Chernak learned that many clinical trials are not made available to the public. “All these trials to determine whether or not drugs, protocols, and procedures [are effective] aren’t ever published,” he said. This makes it difficult for medical professionals to effectively research and prescribe treatments, he noted.
The Food and Drug Administration Amendments Act of 2007 (FDAAA) requires that many types of clinical trials be registered at ClinicalTrials.gov before a study is conducted, with results published within a year after the trial’s completion. “Evidence shows that the vast majority of clinical trials conducted in the United States still aren’t published at this website within one year, and about half of them are never published,” Chernak said.
In addition, medical journals’ editorial preferences tend to favor trials demonstrating positive or unique outcomes as opposed to negative or repetitive ones, Chernak explained. The New England Journal of Medicine, in 2008, ran a study that examined selective medical journal publishing of antidepressant trials from 1987 to 2004. Of the 74 trials during that period, 38 were positive and 36 were negative. Medical journals published 37 of the 38 positive trials, but only three of the negative studies.
“If you’re a researcher, [you’d find overwhelmingly positive data] making it appear these antidepressants worked much better and much more definitively than what actually was the case,” Chernak said.
Having been involved with the AMA medical student section (AMA-MSS) at Downstate, he got the idea to write a resolution there. “People always said, ‘If you find something you think needs to be changed, write a resolution; you can go to the AMA meeting and get medical students to support a policy change.’”
Chernak worked on the resolution calling for the AMA to support improved enforcement of the FDAAA regarding registration and reporting of trials. It also called for the AMA to sign the AllTrials petition supporting the registration of all past, present, and future clinical trials and the release of their summary reports.

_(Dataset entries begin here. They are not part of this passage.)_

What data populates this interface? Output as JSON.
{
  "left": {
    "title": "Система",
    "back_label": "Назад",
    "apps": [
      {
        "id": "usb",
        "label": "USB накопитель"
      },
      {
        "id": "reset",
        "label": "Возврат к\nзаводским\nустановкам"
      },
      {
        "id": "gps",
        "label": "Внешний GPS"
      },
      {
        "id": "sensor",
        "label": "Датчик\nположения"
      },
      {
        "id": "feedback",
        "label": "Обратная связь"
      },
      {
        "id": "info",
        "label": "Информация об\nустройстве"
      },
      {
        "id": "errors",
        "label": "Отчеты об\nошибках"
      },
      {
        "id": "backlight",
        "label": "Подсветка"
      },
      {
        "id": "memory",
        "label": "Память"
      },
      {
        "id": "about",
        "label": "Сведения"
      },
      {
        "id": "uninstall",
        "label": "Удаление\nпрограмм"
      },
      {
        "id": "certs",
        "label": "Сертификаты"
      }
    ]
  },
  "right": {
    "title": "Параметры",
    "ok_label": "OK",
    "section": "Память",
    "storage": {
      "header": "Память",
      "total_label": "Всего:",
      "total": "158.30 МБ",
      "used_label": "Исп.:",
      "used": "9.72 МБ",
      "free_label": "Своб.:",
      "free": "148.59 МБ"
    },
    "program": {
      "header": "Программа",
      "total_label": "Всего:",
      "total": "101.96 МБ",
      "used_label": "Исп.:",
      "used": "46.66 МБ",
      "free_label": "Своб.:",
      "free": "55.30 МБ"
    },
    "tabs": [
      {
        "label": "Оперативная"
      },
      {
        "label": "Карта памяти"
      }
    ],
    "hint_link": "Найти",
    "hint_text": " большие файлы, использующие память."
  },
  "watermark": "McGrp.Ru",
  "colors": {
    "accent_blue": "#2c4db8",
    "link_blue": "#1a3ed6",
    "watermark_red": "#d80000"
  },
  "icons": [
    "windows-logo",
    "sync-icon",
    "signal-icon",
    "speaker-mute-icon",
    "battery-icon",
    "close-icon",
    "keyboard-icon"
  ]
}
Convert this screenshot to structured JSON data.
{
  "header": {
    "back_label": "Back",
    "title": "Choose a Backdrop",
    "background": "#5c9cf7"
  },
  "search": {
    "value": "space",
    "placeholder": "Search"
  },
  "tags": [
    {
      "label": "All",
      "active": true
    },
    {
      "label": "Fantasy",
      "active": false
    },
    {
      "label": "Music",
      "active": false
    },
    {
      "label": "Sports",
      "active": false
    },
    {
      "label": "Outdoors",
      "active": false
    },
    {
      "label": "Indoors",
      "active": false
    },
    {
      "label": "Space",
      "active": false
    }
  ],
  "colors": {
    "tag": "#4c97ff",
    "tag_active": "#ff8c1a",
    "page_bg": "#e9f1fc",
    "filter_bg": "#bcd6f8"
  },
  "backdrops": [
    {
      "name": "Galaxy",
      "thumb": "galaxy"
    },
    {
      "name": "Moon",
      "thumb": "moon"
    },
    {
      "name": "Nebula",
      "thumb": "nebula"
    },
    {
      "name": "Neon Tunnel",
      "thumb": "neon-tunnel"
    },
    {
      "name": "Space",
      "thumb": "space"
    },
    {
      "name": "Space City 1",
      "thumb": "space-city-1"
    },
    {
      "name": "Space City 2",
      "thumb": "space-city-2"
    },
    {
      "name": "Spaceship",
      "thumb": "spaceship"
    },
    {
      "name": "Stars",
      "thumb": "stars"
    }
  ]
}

At its meeting, the AMA approved the parts of his resolution concerning support for stronger enforcement of FDAAA deadlines, and support for the timely dissemination of clinical trial outcomes for public accessibility. AMA President Steven J. Stack said, “The AMA strongly supports improving the timeliness and accessibility of clinical trial data to reduce the duplication of research and help inform future research — ultimately improving health outcomes for patients. The AMA is pleased to join the AllTrials initiative to continue efforts aimed at ensuring open access to clinical trial data for physicians, researchers, and patients.”
Going forward, Chernak has been named as the medical student ambassador for the AllTrials USA campaign. He has also been giving speeches to medical students, telling them “that we take everything we learn in a textbook for granted, especially on drugs … and it’s important for us to [remember] that it’s not set in stone, and we should do research on the drugs we are prescribing.”